Kenyan athlete (born 1998)

Boaz Kiprugut (born 18 May 1998) is a Kenyan middle-distance runner. He was a bronze medalist at the 2024 African Championships in Athletics over 1500 metres.

==Career==
He was a bronze medalist over 1500 metres at the 2017 African U20 Championships over 1500 metres.

He was a pacemaker at the 2023 Bislett Games as Jakob Ingebrigtsen set a new European record over 1500 metres. He was also a pacemaker as Ingebrigtsen broke the world record in the men’s 2000 metres at the Brussels Diamond League meeting in September 2023.

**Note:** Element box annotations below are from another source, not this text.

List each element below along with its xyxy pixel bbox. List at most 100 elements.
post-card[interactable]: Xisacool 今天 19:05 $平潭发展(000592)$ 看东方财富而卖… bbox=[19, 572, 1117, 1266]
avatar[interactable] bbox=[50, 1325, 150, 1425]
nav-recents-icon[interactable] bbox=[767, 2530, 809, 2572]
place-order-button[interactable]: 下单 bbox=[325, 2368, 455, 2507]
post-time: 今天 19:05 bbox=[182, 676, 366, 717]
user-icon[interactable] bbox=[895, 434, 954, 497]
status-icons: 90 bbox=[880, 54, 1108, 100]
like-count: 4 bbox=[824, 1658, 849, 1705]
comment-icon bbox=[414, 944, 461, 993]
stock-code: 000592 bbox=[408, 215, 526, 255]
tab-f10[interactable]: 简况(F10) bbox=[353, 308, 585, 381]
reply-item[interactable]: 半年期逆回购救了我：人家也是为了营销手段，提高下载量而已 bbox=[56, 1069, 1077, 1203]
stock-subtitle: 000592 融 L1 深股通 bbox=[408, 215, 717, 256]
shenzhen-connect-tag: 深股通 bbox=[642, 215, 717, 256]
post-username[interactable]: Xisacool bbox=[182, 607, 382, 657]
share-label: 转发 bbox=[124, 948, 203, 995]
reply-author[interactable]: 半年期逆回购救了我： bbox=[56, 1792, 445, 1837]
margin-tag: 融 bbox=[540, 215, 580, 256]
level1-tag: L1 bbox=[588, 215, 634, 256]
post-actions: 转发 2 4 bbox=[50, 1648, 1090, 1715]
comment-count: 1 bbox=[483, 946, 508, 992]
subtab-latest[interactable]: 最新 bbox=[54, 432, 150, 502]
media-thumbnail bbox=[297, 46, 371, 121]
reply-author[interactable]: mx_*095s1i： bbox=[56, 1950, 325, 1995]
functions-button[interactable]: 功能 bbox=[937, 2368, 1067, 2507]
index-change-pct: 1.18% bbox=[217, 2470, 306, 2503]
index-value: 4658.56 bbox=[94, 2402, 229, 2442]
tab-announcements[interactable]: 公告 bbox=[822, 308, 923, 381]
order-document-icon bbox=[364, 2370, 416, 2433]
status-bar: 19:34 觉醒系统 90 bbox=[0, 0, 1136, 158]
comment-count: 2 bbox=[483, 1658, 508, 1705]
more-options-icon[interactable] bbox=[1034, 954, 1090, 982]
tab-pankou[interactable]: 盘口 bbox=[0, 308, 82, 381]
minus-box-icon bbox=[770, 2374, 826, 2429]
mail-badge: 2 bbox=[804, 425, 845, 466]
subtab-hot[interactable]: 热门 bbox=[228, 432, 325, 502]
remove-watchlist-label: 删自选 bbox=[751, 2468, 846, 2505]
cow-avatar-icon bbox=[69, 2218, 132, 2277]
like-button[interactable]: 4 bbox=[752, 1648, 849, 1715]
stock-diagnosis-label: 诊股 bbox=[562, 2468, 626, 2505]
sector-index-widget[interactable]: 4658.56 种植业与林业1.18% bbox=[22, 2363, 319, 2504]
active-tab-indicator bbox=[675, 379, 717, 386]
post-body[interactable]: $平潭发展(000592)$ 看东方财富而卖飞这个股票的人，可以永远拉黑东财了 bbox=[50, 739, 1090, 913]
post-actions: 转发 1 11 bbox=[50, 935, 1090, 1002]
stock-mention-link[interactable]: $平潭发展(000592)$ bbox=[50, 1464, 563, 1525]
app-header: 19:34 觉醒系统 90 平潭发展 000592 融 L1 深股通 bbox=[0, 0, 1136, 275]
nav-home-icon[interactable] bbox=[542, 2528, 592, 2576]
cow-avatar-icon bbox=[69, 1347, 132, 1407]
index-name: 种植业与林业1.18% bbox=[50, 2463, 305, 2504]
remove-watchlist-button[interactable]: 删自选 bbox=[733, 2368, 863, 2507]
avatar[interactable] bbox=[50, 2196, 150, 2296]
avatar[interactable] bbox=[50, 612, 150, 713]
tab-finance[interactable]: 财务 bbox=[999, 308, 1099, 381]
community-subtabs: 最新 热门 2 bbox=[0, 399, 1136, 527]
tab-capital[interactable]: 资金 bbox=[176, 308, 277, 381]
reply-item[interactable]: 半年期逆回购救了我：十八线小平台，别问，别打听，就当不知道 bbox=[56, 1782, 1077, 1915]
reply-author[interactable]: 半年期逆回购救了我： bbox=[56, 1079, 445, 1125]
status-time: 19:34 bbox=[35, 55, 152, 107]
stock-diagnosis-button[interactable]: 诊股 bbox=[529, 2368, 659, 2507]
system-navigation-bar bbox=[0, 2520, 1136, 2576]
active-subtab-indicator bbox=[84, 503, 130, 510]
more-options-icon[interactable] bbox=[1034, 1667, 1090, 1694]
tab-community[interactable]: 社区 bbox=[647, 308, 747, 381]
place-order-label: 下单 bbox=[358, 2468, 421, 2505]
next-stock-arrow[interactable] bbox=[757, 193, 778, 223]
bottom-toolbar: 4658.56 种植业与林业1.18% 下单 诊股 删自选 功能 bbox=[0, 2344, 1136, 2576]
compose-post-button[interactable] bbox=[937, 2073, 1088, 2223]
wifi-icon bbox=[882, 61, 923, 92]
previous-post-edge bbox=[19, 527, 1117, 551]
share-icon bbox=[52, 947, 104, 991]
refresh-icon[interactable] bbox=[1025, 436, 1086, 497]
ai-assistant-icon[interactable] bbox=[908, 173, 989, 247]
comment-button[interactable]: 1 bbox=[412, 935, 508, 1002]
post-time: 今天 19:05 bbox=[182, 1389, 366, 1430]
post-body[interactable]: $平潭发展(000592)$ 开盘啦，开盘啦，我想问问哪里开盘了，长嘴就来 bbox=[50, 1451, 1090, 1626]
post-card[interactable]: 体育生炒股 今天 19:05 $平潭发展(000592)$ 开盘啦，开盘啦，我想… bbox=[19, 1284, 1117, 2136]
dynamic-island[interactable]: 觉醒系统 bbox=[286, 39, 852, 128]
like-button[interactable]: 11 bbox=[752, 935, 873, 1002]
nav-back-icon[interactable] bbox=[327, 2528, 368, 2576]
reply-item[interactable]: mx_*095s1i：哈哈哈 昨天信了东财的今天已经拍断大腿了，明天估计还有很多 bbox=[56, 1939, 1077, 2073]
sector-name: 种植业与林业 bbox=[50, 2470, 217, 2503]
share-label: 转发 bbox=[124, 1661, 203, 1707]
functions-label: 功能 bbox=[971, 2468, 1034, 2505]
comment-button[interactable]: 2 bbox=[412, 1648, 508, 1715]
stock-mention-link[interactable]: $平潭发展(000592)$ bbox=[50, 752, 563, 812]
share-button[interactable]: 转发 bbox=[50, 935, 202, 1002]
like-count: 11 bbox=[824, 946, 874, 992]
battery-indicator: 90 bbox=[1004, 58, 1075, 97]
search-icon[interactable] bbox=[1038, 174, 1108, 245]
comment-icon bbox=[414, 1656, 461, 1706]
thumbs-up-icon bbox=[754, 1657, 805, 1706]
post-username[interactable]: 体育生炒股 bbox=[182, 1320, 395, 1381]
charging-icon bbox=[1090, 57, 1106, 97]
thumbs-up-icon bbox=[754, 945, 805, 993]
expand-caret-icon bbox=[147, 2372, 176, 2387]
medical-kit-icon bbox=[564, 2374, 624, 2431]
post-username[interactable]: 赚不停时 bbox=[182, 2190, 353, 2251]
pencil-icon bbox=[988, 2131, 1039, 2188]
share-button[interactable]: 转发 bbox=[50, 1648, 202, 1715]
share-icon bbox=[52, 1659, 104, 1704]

He was a finalist over 1500 metres at the Kenyan Athletics Championships in May 2024, placing third, and was a finalist over that distance at the Kenyan Olympic Trials in June 2024.

He was bronze medalist in the 1500 metres behind his compatriot Brian Komen in Douala, Cameroon at the 2024 African Championships in Athletics. He was a pacemaker as Ingebrigtsen won the 1500m Diamond League final in Brussels in September 2024.